Showing that Brownian motion will hit sphere with an exact integer distance

Question

Let $B=(B_t)_{t\geq0}$ be a three-dimensional Brownian motion starting from $x\in\mathbb{R}^3$. Show that, for all $r>0$ and all $x$, $$\mathbb{P}_x(|B_t+z|=r\text{ for some }t\geq0\text{ and some }z\in\mathbb{Z}^3)=1.$$ I really can't see how to get started with this - any advice would be greatly appreciated!

Answer 1

First, since the BM will eventually move arbitrarily far from the origin, we have $\limsup\lvert B_t + z \rvert = \infty$, so if $\lvert{B_0 + z \rvert} < r$ for any integral point $z$ then we are done by IVT.

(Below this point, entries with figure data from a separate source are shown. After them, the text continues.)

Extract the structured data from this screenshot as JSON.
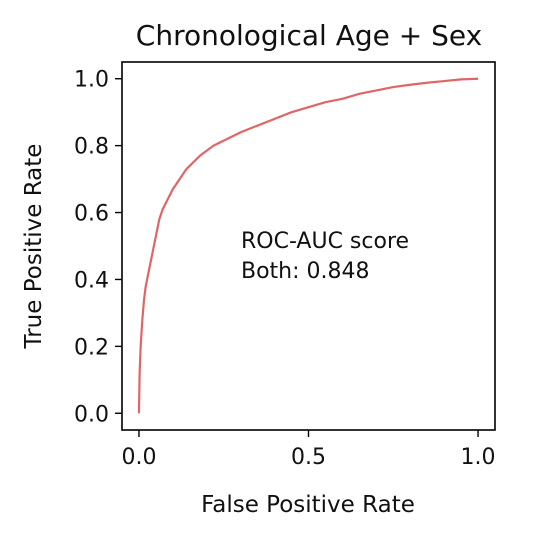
{
  "chart_data": {
    "type": "line",
    "title": "Chronological Age + Sex",
    "xlabel": "False Positive Rate",
    "ylabel": "True Positive Rate",
    "xlim": [
      -0.05,
      1.05
    ],
    "ylim": [
      -0.05,
      1.05
    ],
    "xticks": [
      0.0,
      0.5,
      1.0
    ],
    "xtick_labels": [
      "0.0",
      "0.5",
      "1.0"
    ],
    "yticks": [
      0.0,
      0.2,
      0.4,
      0.6,
      0.8,
      1.0
    ],
    "ytick_labels": [
      "0.0",
      "0.2",
      "0.4",
      "0.6",
      "0.8",
      "1.0"
    ],
    "grid": false,
    "annotations": [
      "ROC-AUC score",
      "Both: 0.848"
    ],
    "series": [
      {
        "color": "#e06666",
        "x": [
          0.0,
          0.002,
          0.005,
          0.01,
          0.015,
          0.02,
          0.03,
          0.04,
          0.05,
          0.06,
          0.07,
          0.08,
          0.1,
          0.12,
          0.14,
          0.16,
          0.18,
          0.2,
          0.22,
          0.25,
          0.28,
          0.3,
          0.35,
          0.4,
          0.45,
          0.5,
          0.55,
          0.6,
          0.65,
          0.7,
          0.75,
          0.8,
          0.85,
          0.9,
          0.95,
          1.0
        ],
        "y": [
          0.0,
          0.12,
          0.2,
          0.28,
          0.34,
          0.38,
          0.43,
          0.48,
          0.53,
          0.58,
          0.61,
          0.63,
          0.67,
          0.7,
          0.73,
          0.75,
          0.77,
          0.785,
          0.8,
          0.815,
          0.83,
          0.84,
          0.86,
          0.88,
          0.9,
          0.915,
          0.93,
          0.94,
          0.955,
          0.965,
          0.975,
          0.982,
          0.988,
          0.993,
          0.998,
          1.0
        ]
      }
    ]
  }
}
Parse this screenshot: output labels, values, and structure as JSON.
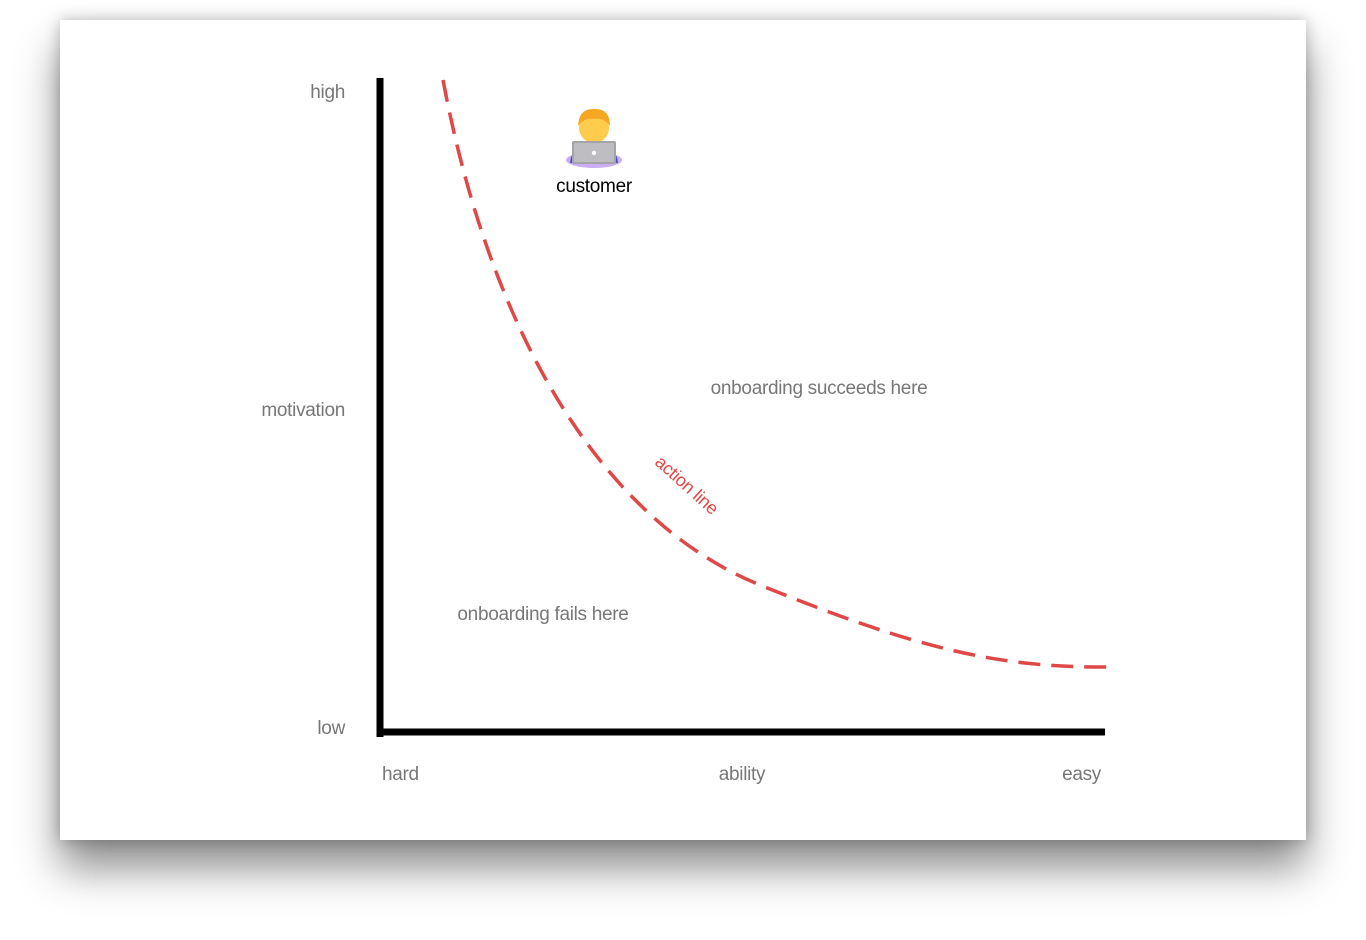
{
  "axes": {
    "y_high": "high",
    "y_label": "motivation",
    "y_low": "low",
    "x_low": "hard",
    "x_label": "ability",
    "x_high": "easy"
  },
  "regions": {
    "success": "onboarding succeeds here",
    "failure": "onboarding fails here"
  },
  "curve_label": "action line",
  "customer": "customer"
}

Now suppose $\lvert{B_0 + z \rvert} \geq r$ for any integral point $z$. It suffices to prove that there exists an integer $n$ such that $\lvert B_n + z\rvert \leq r$. To show this, note that conditioned on $B_{n - 1} = x$, $B_n$ follows a normal distribution with mean $x$ and covariance matrix $I$. Under this distribution, the probability that $\lvert B_n + z\rvert \leq r$ for some integral $z$ is at least $\epsilon(r)$ for some constant $\epsilon(r) > 0$ (You can consider the sphere closest to $x$). Thus, for any $x$, $$\mathbb{P}(\forall z \in \mathbb{Z}^3, \lvert B_n + z\rvert \geq r \vert B_{n - 1} = x) \leq 1 - \epsilon(r).$$ Now taking the product with respect to $n$ gives the desired claim.